The PNC Club Level is not just limited to the suites. Fans can also sit in the seating bowl on this level. They’re very comfortable, too.
Our next tour stop was in front of a window where we could take in a sight of Helfaer Field. The Little League stadium was built on the former home of Milwaukee County Stadium. Milwaukee County Stadium’s home plate is commemorated with a historical plaque on the third base plaza. They’ve been shortened for scale but the foul poles used at Helfaer Field are the original foul poles that were used at Milwaukee County Stadium. It’s another way that Milwaukee is keeping its baseball history alive.
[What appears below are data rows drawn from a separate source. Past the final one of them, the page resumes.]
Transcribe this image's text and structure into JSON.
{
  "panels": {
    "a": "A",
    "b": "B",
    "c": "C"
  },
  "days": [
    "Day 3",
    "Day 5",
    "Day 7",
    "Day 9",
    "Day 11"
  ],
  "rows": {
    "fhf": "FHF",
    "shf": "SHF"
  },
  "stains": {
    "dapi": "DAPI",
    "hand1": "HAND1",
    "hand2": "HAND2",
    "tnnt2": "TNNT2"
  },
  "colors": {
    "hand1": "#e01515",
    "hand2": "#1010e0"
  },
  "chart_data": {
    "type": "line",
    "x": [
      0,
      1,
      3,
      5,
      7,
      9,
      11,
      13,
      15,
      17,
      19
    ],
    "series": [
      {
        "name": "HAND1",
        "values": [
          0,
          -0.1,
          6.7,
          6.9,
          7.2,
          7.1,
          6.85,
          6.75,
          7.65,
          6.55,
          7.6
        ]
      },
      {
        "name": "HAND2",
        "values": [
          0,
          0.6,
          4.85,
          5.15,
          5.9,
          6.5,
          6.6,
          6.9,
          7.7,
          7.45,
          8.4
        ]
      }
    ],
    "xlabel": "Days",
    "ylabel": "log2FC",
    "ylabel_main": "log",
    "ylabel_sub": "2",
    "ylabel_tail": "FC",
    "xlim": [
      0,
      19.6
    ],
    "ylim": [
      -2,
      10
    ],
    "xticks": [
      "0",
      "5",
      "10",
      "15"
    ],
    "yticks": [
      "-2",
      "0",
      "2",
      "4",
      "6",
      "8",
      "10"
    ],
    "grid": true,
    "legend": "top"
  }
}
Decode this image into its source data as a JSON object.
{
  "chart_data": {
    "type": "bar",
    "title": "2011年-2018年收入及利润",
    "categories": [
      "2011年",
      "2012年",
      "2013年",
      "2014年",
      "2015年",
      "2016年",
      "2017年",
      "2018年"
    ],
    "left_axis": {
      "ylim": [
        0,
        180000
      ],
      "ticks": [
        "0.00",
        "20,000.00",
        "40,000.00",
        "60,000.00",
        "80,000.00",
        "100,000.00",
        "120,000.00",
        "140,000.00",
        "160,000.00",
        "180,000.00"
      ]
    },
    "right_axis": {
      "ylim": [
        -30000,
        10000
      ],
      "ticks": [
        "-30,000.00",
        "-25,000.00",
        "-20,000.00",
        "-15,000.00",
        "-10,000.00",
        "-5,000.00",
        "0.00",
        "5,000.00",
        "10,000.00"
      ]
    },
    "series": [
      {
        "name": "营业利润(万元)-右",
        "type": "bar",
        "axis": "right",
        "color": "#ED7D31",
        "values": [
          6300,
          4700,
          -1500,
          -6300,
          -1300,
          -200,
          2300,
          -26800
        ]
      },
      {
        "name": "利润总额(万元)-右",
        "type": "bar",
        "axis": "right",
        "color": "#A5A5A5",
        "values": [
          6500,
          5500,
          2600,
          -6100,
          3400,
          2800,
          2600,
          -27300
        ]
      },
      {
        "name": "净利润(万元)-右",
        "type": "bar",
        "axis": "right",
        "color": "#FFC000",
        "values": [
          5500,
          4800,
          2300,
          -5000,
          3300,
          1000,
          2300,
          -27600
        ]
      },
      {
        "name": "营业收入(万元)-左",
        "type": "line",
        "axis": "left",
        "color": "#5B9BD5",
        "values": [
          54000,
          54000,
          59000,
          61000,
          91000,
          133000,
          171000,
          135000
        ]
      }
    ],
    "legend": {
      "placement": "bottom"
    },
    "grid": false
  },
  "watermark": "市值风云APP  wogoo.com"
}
As we made our way into the press box, we got a glance at the Scoreboard Operations room, which also features the organist. For some reason, Grogu is also there but okay. I haven’t gone on tours that take you directly into the broadcast booth but Bob Uecker is such a legend that they can’t not take fans in there! He doesn’t use a computer during the game so they tape down the stats for reference.
The broadcast booth also offers one of the best views from behind home plate. How about that view to take in the game? In the distance, one can see the retired numbers on the roof track beam for Rollie Fingers, Jackie Robinson, Hank Aaron, Bud Selig, Paul Molitor, Bob Uecker, and Robin Yount. While he’s been in the booth for 53 seasons, the 50 honors Uecker—it’s not a number that is unavailable to players.
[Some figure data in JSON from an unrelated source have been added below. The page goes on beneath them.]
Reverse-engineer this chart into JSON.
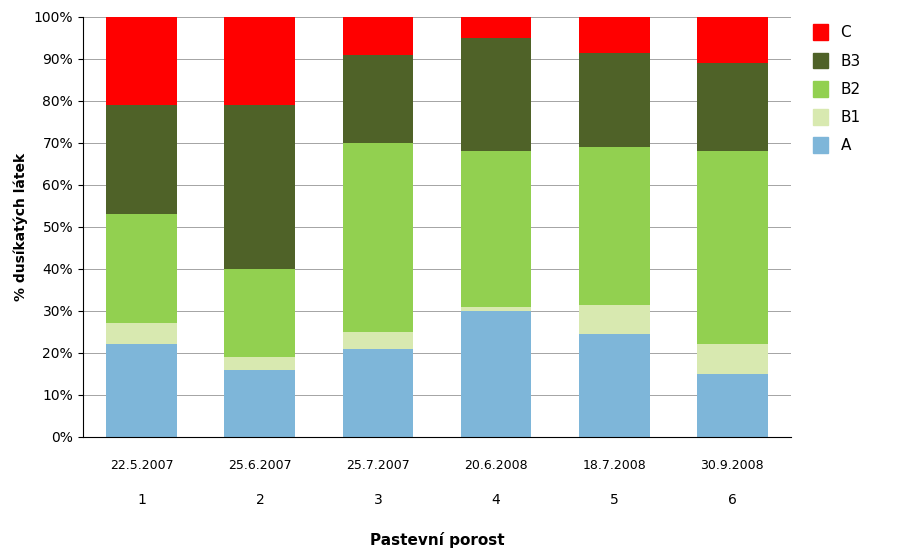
{
  "dates": [
    "22.5.2007",
    "25.6.2007",
    "25.7.2007",
    "20.6.2008",
    "18.7.2008",
    "30.9.2008"
  ],
  "numbers": [
    "1",
    "2",
    "3",
    "4",
    "5",
    "6"
  ],
  "series": {
    "A": [
      22.0,
      16.0,
      21.0,
      30.0,
      24.5,
      15.0
    ],
    "B1": [
      5.0,
      3.0,
      4.0,
      1.0,
      7.0,
      7.0
    ],
    "B2": [
      26.0,
      21.0,
      45.0,
      37.0,
      37.5,
      46.0
    ],
    "B3": [
      26.0,
      39.0,
      21.0,
      27.0,
      22.5,
      21.0
    ],
    "C": [
      21.0,
      21.0,
      9.0,
      5.0,
      8.5,
      11.0
    ]
  },
  "colors": {
    "A": "#7EB6D9",
    "B1": "#D8E9B0",
    "B2": "#92D050",
    "B3": "#4F6228",
    "C": "#FF0000"
  },
  "ylabel": "% dusíkatých látek",
  "xlabel": "Pastevní porost",
  "ylim": [
    0,
    100
  ],
  "yticks": [
    0,
    10,
    20,
    30,
    40,
    50,
    60,
    70,
    80,
    90,
    100
  ],
  "ytick_labels": [
    "0%",
    "10%",
    "20%",
    "30%",
    "40%",
    "50%",
    "60%",
    "70%",
    "80%",
    "90%",
    "100%"
  ],
  "legend_order": [
    "C",
    "B3",
    "B2",
    "B1",
    "A"
  ],
  "bar_width": 0.6
}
Our next stop was the press box itself. They clean up the foul ball dents during the offseason.
As we made our way down to the clubhouse and field level, I saw something that I’ve never seen before in a ballpark—at least not out in the open, anyway. A bathtub and shower! According to our tour guide, nobody has asked to take a photo while standing in the tub.
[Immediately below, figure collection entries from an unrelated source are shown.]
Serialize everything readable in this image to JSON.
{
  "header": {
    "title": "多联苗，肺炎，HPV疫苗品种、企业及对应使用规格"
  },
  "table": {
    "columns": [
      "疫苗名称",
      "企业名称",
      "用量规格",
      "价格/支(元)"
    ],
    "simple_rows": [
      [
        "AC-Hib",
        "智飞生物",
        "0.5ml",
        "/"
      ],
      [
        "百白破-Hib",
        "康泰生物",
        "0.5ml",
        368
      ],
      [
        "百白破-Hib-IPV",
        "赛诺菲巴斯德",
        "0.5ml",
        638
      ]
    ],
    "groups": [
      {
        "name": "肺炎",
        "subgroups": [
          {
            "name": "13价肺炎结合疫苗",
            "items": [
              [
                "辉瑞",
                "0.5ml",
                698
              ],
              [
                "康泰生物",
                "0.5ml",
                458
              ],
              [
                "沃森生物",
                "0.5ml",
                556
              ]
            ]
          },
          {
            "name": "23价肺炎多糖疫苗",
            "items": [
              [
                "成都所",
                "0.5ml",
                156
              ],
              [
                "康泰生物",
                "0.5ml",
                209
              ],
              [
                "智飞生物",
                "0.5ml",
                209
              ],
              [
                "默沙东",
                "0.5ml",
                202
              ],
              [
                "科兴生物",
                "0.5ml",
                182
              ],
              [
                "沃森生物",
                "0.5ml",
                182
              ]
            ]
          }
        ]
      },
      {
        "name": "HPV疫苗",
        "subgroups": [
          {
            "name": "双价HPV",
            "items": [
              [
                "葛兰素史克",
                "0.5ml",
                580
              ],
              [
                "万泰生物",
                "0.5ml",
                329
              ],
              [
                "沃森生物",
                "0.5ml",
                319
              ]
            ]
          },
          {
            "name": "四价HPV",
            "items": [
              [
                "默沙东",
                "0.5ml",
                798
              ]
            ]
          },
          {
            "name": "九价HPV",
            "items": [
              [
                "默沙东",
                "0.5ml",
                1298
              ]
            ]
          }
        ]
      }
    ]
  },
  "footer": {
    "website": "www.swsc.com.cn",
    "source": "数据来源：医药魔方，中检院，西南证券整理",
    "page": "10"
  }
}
The Brewers clubhouse is expansive but they don’t allow fans inside during tours. Instead, we have the opportunity to take in the visitor’s clubhouse. Unfortunately, a meeting was taking place so we didn’t get to start a press conference in the Interview Room.
I’ve been inside the visitor’s clubhouse at Wrigley Field but this one is so much nicer! Wrigley has folding chairs where this one is really state-of-the-art.
No trip is complete without a stop in the dugout. In this case, the visitor’s dugout. Every team tour is different in which dugout that they allow fans to visit.
The field or seats behind home plate offer the best view of where the Brewers display their pennants, etc.
Our guide pointed out the Uecker seats in section 422 while on the field. These seats are $5 in cash only when gates open, partially obstructed, and not available on Opening Day or during the postseason.
Above those seats, one can see the retractable roof.
Finally, it’s not a trip to the stadium without taking photos with the statues. I’d have gone selfie-style with closer angles for these but my tour guide was nice enough to offer a ride back to the train station. The Brewers honor Bud Selig, Hank Aaron, Robin Yount, and Bob Uecker with statues just behind the home plate entrance.
Milwaukee is a short train ride away from Chicago but it was definitely worth it to get back to American Family Field for the tour. I highly recommend taking a tour if you have an opportunity to do so.